Изнасиловали Зою в двенадцать лет — двое держали, третий делал дело. Потом, естественно, менялись. Порнокассеты с другими вариантами групповых оргий в нганасанский прокат на то время еще, видимо, не поступали.
Вообще же в поселке девственность до тринадцати лет не удавалось сохранить никому — так уж повелось.
Обо все этом я узнал от Зои несколько позже, а пока огненная вода напористо делала свое привычное дело. А, как известно, у людей Севера иммунитет к ней напрочь отсутствует. Соседка справа уже валилась мне на плечо, и кончилось дело тем, что она опрокинула на мои колени стакан спиртного — и ладно бы водки, а то мерзостного липкого ликера. Не зря же это зелье, по свидетельствам немногочисленных очевидцев, подают на шабашах вместе с прочей дрянью — гороховым хлебом, свиной требухой и т. п. Некстати вспомнилось, что близится конец апреля. Следовательно, Вальпургиева ночь на горе Брокен была уже не за горами (каламбурим как умеем).
Между тем брюки стали отвратительно подсыхать, при этом намертво приклеиваясь к их содержимому. Необходимо было что-то предпринимать.

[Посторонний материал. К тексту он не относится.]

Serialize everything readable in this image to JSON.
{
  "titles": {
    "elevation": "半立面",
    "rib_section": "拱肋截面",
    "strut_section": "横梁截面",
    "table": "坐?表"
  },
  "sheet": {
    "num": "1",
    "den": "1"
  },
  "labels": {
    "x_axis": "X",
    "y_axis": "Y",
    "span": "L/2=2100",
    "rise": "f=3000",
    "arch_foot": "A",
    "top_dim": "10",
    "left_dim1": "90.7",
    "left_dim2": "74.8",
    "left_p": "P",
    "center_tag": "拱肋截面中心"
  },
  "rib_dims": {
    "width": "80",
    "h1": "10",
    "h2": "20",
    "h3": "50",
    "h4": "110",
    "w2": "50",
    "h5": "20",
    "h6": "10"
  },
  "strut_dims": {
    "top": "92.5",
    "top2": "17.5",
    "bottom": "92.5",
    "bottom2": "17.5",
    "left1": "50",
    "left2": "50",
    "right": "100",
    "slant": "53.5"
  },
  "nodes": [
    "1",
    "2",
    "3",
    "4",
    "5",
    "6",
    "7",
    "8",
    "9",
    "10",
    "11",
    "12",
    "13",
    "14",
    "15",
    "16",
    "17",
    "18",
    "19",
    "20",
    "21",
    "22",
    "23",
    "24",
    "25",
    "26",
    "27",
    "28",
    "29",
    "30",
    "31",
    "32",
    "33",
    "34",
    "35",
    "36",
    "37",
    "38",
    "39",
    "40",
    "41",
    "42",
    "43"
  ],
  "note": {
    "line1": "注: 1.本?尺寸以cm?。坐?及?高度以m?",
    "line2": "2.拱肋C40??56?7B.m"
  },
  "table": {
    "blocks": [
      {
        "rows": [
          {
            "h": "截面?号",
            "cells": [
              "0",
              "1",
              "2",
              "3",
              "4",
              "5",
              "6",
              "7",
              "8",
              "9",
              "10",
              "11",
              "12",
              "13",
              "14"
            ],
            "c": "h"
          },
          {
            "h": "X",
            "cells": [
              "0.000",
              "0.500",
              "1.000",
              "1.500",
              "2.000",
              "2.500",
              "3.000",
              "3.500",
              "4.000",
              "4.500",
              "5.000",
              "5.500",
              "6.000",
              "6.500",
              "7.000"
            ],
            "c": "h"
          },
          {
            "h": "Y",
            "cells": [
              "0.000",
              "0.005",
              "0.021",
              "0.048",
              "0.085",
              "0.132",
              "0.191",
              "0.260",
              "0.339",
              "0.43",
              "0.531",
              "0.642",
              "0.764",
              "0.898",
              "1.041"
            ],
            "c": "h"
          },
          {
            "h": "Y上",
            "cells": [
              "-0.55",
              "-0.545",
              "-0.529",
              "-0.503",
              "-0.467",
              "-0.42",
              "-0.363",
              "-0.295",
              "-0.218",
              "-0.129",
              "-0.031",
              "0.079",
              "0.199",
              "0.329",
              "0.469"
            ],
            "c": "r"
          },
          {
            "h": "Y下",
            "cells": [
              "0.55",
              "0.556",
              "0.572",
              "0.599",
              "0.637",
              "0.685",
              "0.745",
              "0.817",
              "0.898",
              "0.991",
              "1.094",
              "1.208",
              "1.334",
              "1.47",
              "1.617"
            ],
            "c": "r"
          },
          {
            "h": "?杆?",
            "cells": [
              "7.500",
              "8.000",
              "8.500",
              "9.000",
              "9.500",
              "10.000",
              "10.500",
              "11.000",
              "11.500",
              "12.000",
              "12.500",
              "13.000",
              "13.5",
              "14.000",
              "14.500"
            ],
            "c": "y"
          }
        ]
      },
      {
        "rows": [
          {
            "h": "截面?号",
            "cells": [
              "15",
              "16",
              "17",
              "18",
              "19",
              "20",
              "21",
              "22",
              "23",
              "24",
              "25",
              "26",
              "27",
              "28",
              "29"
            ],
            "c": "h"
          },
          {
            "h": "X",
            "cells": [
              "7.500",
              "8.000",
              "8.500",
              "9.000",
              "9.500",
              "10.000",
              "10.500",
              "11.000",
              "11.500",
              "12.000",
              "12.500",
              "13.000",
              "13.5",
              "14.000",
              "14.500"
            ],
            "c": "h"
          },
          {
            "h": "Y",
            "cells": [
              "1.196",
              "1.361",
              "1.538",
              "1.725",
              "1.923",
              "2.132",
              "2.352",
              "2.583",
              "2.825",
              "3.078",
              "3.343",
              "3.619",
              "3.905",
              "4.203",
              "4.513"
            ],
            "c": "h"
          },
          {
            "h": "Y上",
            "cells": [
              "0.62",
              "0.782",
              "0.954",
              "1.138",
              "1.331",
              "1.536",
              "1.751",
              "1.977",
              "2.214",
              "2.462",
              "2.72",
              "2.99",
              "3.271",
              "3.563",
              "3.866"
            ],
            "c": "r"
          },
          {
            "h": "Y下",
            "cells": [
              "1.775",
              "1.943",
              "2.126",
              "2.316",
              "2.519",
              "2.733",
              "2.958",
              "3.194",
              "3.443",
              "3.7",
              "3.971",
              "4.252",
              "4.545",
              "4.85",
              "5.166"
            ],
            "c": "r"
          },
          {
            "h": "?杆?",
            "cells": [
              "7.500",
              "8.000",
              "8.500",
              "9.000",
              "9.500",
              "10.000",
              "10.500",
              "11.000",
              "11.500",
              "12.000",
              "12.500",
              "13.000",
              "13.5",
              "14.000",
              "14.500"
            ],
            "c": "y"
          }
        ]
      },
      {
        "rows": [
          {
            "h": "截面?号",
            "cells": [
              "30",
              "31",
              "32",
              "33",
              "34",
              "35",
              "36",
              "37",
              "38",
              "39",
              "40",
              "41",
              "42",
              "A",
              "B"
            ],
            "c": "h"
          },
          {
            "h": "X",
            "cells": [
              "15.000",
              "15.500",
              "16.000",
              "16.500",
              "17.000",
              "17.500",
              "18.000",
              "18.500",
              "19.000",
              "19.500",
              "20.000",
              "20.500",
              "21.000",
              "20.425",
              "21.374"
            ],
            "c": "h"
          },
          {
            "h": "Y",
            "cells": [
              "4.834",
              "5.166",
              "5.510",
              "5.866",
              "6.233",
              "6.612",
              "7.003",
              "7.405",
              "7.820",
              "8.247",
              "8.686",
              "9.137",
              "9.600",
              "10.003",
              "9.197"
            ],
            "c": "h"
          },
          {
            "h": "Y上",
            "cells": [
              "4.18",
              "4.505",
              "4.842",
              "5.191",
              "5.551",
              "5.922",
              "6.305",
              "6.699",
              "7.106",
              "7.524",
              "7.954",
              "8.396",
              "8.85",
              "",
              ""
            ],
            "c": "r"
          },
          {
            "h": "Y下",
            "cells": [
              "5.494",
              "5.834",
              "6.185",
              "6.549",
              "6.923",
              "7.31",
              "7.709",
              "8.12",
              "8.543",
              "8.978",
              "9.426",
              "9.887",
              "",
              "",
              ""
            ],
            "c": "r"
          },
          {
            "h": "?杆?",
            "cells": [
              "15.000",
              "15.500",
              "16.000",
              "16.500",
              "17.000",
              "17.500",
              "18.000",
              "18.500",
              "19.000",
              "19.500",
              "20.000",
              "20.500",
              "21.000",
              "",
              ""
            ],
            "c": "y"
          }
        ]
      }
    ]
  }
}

Мне указали комнатку размером со стенной шкаф, практически весь объем которой занимала черная труба, чуть потоньше фабричной, исходившая из пола и улетавшая в потолок, и железная эмалированная раковина. Здесь мне и предстояло смыть свой невольный позор. Я стал набирать воду в горсть и с отвращением тереть собственные ляжки.
Внезапно в комнатенку, дверь которой не имела защелки, протиснулась заполярная красавица Зойка.
— Выйди, голубушка, — взмолился я. — Мне бы брючата замыть…
Но она, видимо почувствовав ответственность за оплошку другой представительницы Севера, застенчиво улыбнувшись, предложила:
— Давайте, я вам помогу. Жалко ведь — брюки совсем новые. Вот и тряпочка есть чистая…
Действительно, в руках у нее возник белый лоскуток размером чуть больше конфетного фантика.
Мы расположились лицом к лицу, разделяемые микроскопическим расстоянием, и смоченная в ледяной воде тряпица пошла гулять по моим ногам, поднимаясь от колен все выше. Раздосадованный, я думал лишь о том, как бы поскорее перетерпеть неприятную процедуру и вернуться за стол, пока на нем «еще было».
Внезапно я ощутил, что тряпка забралась уже в те области, которых не достиг треклятый ликер. Одновременно и с моей доброй самаритянкой произошли очевидные перемены: глаза ее прямым ходом ушли под лоб, голова откинулась, ослабевшие колени подогнулись, руки зашарили перед собой, пальцы торопливо затеребили брючную «молнию»… О Боже, сколь милосердно явил Ты мне Зоину слабость! — по счастью, именно такую, а не, скажем, пристрастие к тому самому зелью, что ведет ее народ к прямой погибели.